A drawback of FTSG from the groin area is the slight tendency for hyperpigmentation and the development of pubic hair in puberty. Therefore, it is not recommended to use FTSG from this area in permanently exposed areas like the face. Of note, in one of our study patients, an FTSG taken from the groin developed hyperpigmentation on one palm, while a second transplant taken from the opposite groin to the other palm did not exhibit this response.

In general, FTSG requires meticulous attention to detail and meticulous operative and postoperative care to achieve optimal outcomes [2,3]. However, the LOMA helps to facilitate this task, speeds up and safeguards the intraoperative process of full skin transplantation, and thus makes the process easier to apply.

Overall, the study’s results align with the experience of the physicians at the Department of Pediatric Surgery at the Klinikum Stuttgart, demonstrating the great functionality and applicability of the LOMA defatting machine leading to convincing results in skin quality and patient satisfaction.
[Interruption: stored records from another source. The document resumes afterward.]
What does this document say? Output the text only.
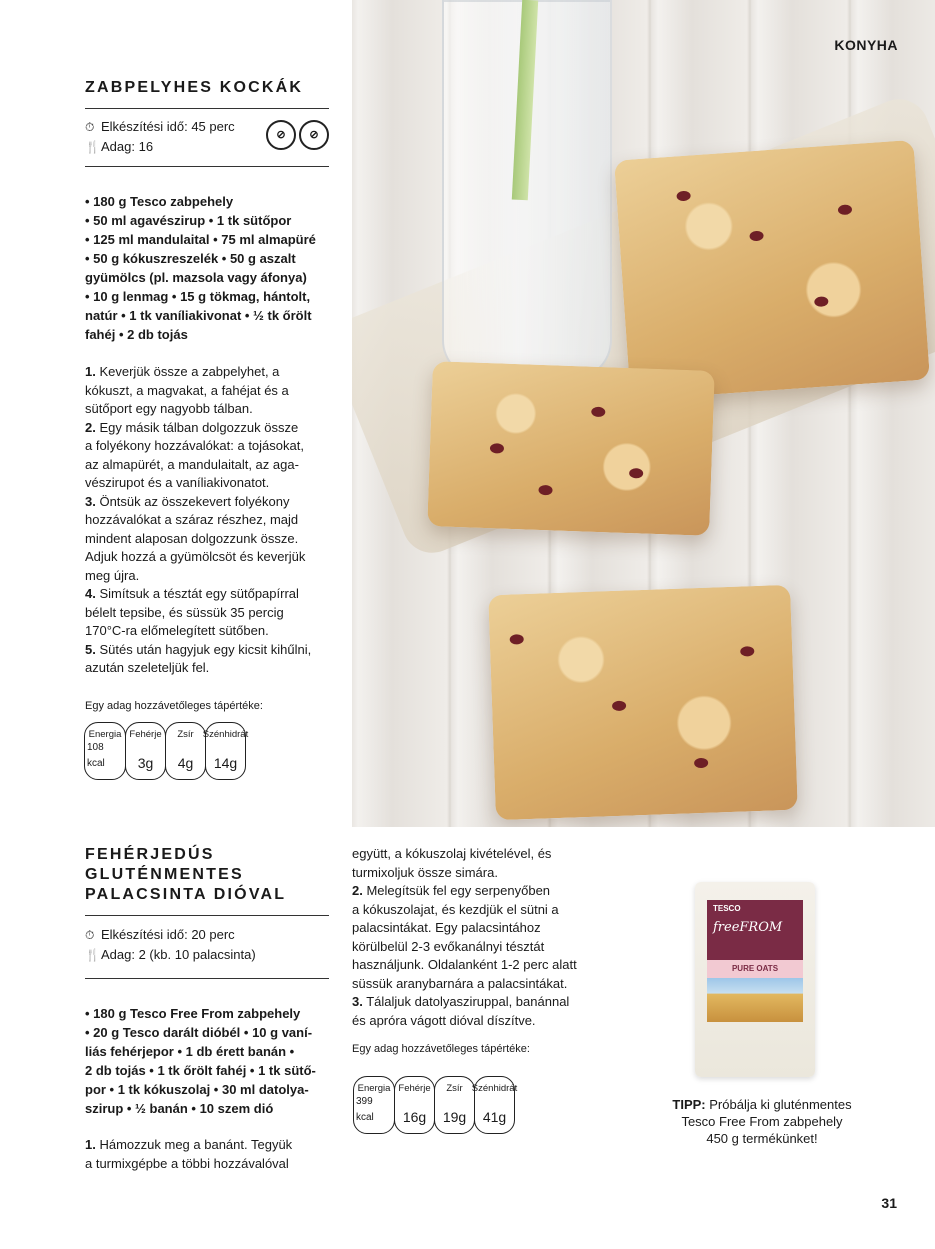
KONYHA
ZABPELYHES KOCKÁK
⏱ Elkészítési idő: 45 perc
🍴Adag: 16
⊘	⊘
• 180 g Tesco zabpehely
• 50 ml agavészirup • 1 tk sütőpor
• 125 ml mandulaital • 75 ml almapüré
• 50 g kókuszreszelék • 50 g aszalt
gyümölcs (pl. mazsola vagy áfonya)
• 10 g lenmag • 15 g tökmag, hántolt,
natúr • 1 tk vaníliakivonat • ½ tk őrölt
fahéj • 2 db tojás
1. Keverjük össze a zabpelyhet, a
kókuszt, a magvakat, a fahéjat és a
sütőport egy nagyobb tálban.
2. Egy másik tálban dolgozzuk össze
a folyékony hozzávalókat: a tojásokat,
az almapürét, a mandulaitalt, az aga-
vészirupot és a vaníliakivonatot.
3. Öntsük az összekevert folyékony
hozzávalókat a száraz részhez, majd
mindent alaposan dolgozzunk össze.
Adjuk hozzá a gyümölcsöt és keverjük
meg újra.
4. Simítsuk a tésztát egy sütőpapírral
bélelt tepsibe, és süssük 35 percig
170°C-ra előmelegített sütőben.
5. Sütés után hagyjuk egy kicsit kihűlni,
azután szeleteljük fel.
Egy adag hozzávetőleges tápértéke:
Energia
108 kcal
Fehérje
3g
Zsír
4g
Szénhidrát
14g
FEHÉRJEDÚS
GLUTÉNMENTES
PALACSINTA DIÓVAL
⏱ Elkészítési idő: 20 perc
🍴Adag: 2 (kb. 10 palacsinta)
• 180 g Tesco Free From zabpehely
• 20 g Tesco darált dióbél • 10 g vaní-
liás fehérjepor • 1 db érett banán •
2 db tojás • 1 tk őrölt fahéj • 1 tk sütő-
por • 1 tk kókuszolaj • 30 ml datolya-
szirup • ½ banán • 10 szem dió
1. Hámozzuk meg a banánt. Tegyük
a turmixgépbe a többi hozzávalóval
együtt, a kókuszolaj kivételével, és
turmixoljuk össze simára.
2. Melegítsük fel egy serpenyőben
a kókuszolajat, és kezdjük el sütni a
palacsintákat. Egy palacsintához
körülbelül 2-3 evőkanálnyi tésztát
használjunk. Oldalanként 1-2 perc alatt
süssük aranybarnára a palacsintákat.
3. Tálaljuk datolyasziruppal, banánnal
és apróra vágott dióval díszítve.
Egy adag hozzávetőleges tápértéke:
Energia
399 kcal
Fehérje
16g
Zsír
19g
Szénhidrát
41g
TESCO
freeFROM
PURE OATS
TIPP: Próbálja ki gluténmentes
Tesco Free From zabpehely
450 g termékünket!
31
It is important to acknowledge that the study was conducted at the department where the machine was developed, and the authors are employed there. The first author declares that there is no financial conflict of interest related to the LOMA. The LOMA machine’s patent is held by the head of the department, who is also one of the senior advisors of this publication. All patients evaluated for their FTSG were treated at the authors’ surgical department. These relationships are disclosed to ensure transparency in the research process.

5. Conclusions

Despite the availability of alternative treatment options, FTSGs remain highly valued for correcting scars on the face and hands, as well as for managing chronic and extensive wounds. However, the multitude of treatment options has led to a reduced focus on full-thickness skin grafting. This study underscores the enduring efficacy of full-thickness skin grafts, demonstrating their continued value in wound treatment and their ability to deliver excellent outcomes. This reaffirms their importance, particularly when applied appropriately. The LOMA system significantly aids in simplifying the procedural steps, thereby ensuring consistently high-quality results.

The comparison between control groups and transplanted patients provides valuable insights into the efficacy of full skin transplantation. While differences were noted in between-patient comparisons, the intra-patient comparison with the patient’s own healthy skin is more important, as it ensures that similar skin and body region characteristics are compared. Since no statistically significant differences were observed between healthy skin and LOMA-transplanted full skin, successful restoration of functionality in previously burnt areas was demonstrated convincingly.

Equally important, our study shows significant satisfaction among both patients and treating physicians regarding the outcomes of FTSG. Despite minor differences noted, the skin quality approaches that of healthy skin.

Full-thickness skin transplantation is a process that should be considered for patients requiring aesthetic and functional wound closure in high-stress and visible areas. Currently, FTSG may be underutilized due to its complex preparation process and the availability of other treatment options. However, this study shows that with the application of the innovative LOMA machine, the preparation process can be expedited, secured, and facilitated. This makes full-thickness skin grafting more accessible for a larger number of patients who require wound treatment with full recovery of skin functionality.

During the preparation of this work, the author used DeepL Write and ChatGPT 4o to correct language and spelling mistakes. After using these tools/services, the author(s) reviewed and edited the content as needed and take full responsibility for the content of the publication.